A colleague pointed us to a recent episode from the BBC Business Matters podcast. The subject: Has email made us more passive-aggressive at work? Here’s the excerpt:
Passive aggression, defined, is behavior characterized by indirect resistance to the demands of others, and an avoidance of direct confrontation. Both of which are much more easily done via email than through other forms of communication. Got an email from a boss or peer that rubs you the wrong way? You can delay response, or ignore the email altogether. Or you can always type back a terse, snarky reply, which, if ever called out on it, can be defended with a simple, “Oh, I’m sorry, you must have misunderstood.”
Of course, we don’t recommend these communication tactics. “Hostility without getting caught,” as they refer to it in the podcast, is no way to strengthen interoffice relations. It causes an unspoken undercurrent of dissension among colleagues, which can often leach into relationships with clients and customers, which is far more detrimental to the organization.

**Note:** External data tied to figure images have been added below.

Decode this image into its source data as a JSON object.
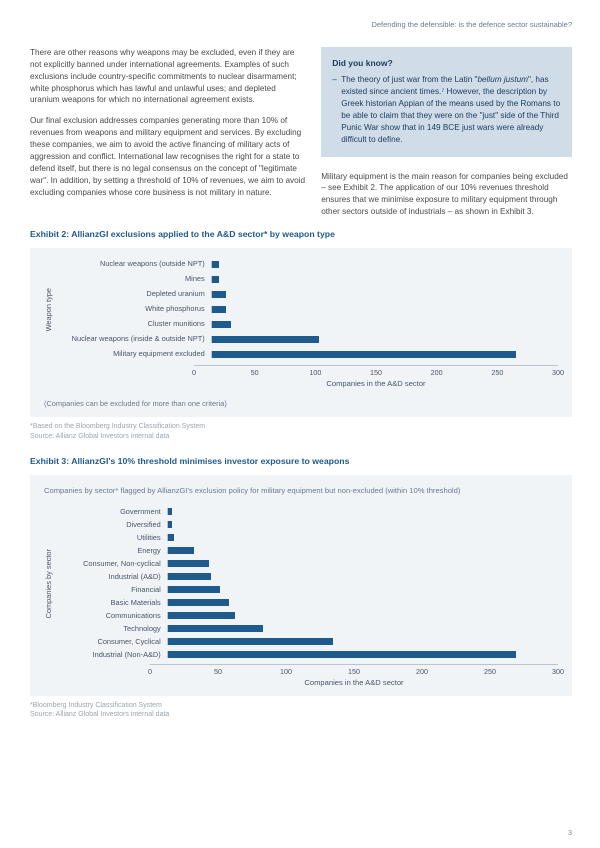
{
  "header": {
    "title": "Defending the defensible: is the defence sector sustainable?"
  },
  "left_col": {
    "p1": "There are other reasons why weapons may be excluded, even if they are not explicitly banned under international agreements. Examples of such exclusions include country-specific commitments to nuclear disarmament; white phosphorus which has lawful and unlawful uses; and depleted uranium weapons for which no international agreement exists.",
    "p2": "Our final exclusion addresses companies generating more than 10% of revenues from weapons and military equipment and services. By excluding these companies, we aim to avoid the active financing of military acts of aggression and conflict. International law recognises the right for a state to defend itself, but there is no legal consensus on the concept of \"legitimate war\". In addition, by setting a threshold of 10% of revenues, we aim to avoid excluding companies whose core business is not military in nature."
  },
  "callout": {
    "title": "Did you know?",
    "item_pre": "The theory of just war from the Latin \"",
    "item_em": "bellum justum",
    "item_post": "\", has existed since ancient times.⁷ However, the description by Greek historian Appian of the means used by the Romans to be able to claim that they were on the \"just\" side of the Third Punic War show that in 149 BCE just wars were already difficult to define."
  },
  "right_para": "Military equipment is the main reason for companies being excluded – see Exhibit 2. The application of our 10% revenues threshold ensures that we minimise exposure to military equipment through other sectors outside of industrials – as shown in Exhibit 3.",
  "exhibit2": {
    "title": "Exhibit 2: AllianzGI exclusions applied to the A&D sector* by weapon type",
    "y_label": "Weapon type",
    "x_label": "Companies in the A&D sector",
    "x_max": 300,
    "x_ticks": [
      0,
      50,
      100,
      150,
      200,
      250,
      300
    ],
    "bar_color": "#1f5a8c",
    "categories": [
      "Nuclear weapons (outside NPT)",
      "Mines",
      "Depleted uranium",
      "White phosphorus",
      "Cluster munitions",
      "Nuclear weapons (inside & outside NPT)",
      "Military equipment excluded"
    ],
    "values": [
      6,
      6,
      12,
      12,
      17,
      93,
      264
    ],
    "note": "(Companies can be excluded for more than one criteria)",
    "footnote1": "*Based on the Bloomberg Industry Classification System",
    "footnote2": "Source: Allianz Global Investors internal data"
  },
  "exhibit3": {
    "title": "Exhibit 3: AllianzGI's 10% threshold minimises investor exposure to weapons",
    "subtitle": "Companies by sector* flagged by AllianzGI's exclusion policy for military equipment but non-excluded (within 10% threshold)",
    "y_label": "Companies by sector",
    "x_label": "Companies in the A&D sector",
    "x_max": 300,
    "x_ticks": [
      0,
      50,
      100,
      150,
      200,
      250,
      300
    ],
    "bar_color": "#1f5a8c",
    "categories": [
      "Government",
      "Diversified",
      "Utilities",
      "Energy",
      "Consumer, Non-cyclical",
      "Industrial (A&D)",
      "Financial",
      "Basic Materials",
      "Communications",
      "Technology",
      "Consumer, Cyclical",
      "Industrial (Non-A&D)"
    ],
    "values": [
      3,
      3,
      5,
      20,
      32,
      33,
      40,
      47,
      52,
      73,
      127,
      268
    ],
    "footnote1": "*Bloomberg Industry Classification System",
    "footnote2": "Source: Allianz Global Investors internal data"
  },
  "page_number": "3"
}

Email is a very easy, convenient way to communicate. Email is also a very easy way to veil animosity toward a colleague (see the “over-politeness” example in the audio). It’s also very easy for an email with no intended animosity to be taken the wrong way. So, we do walk a fine line every time we hit “Send.” If you are ever in doubt over whether your email’s meaning may be misconstrued, consider turning that email into a phone call or a quick face-to-face.
Are we getting more passive aggressive through so much email use? Yes, but it’s an easy fix. If we check ourselves before writing the knee-jerk reply, mind our tone, and use clarity in our communication, it opens the door for much more amicable relationships at work.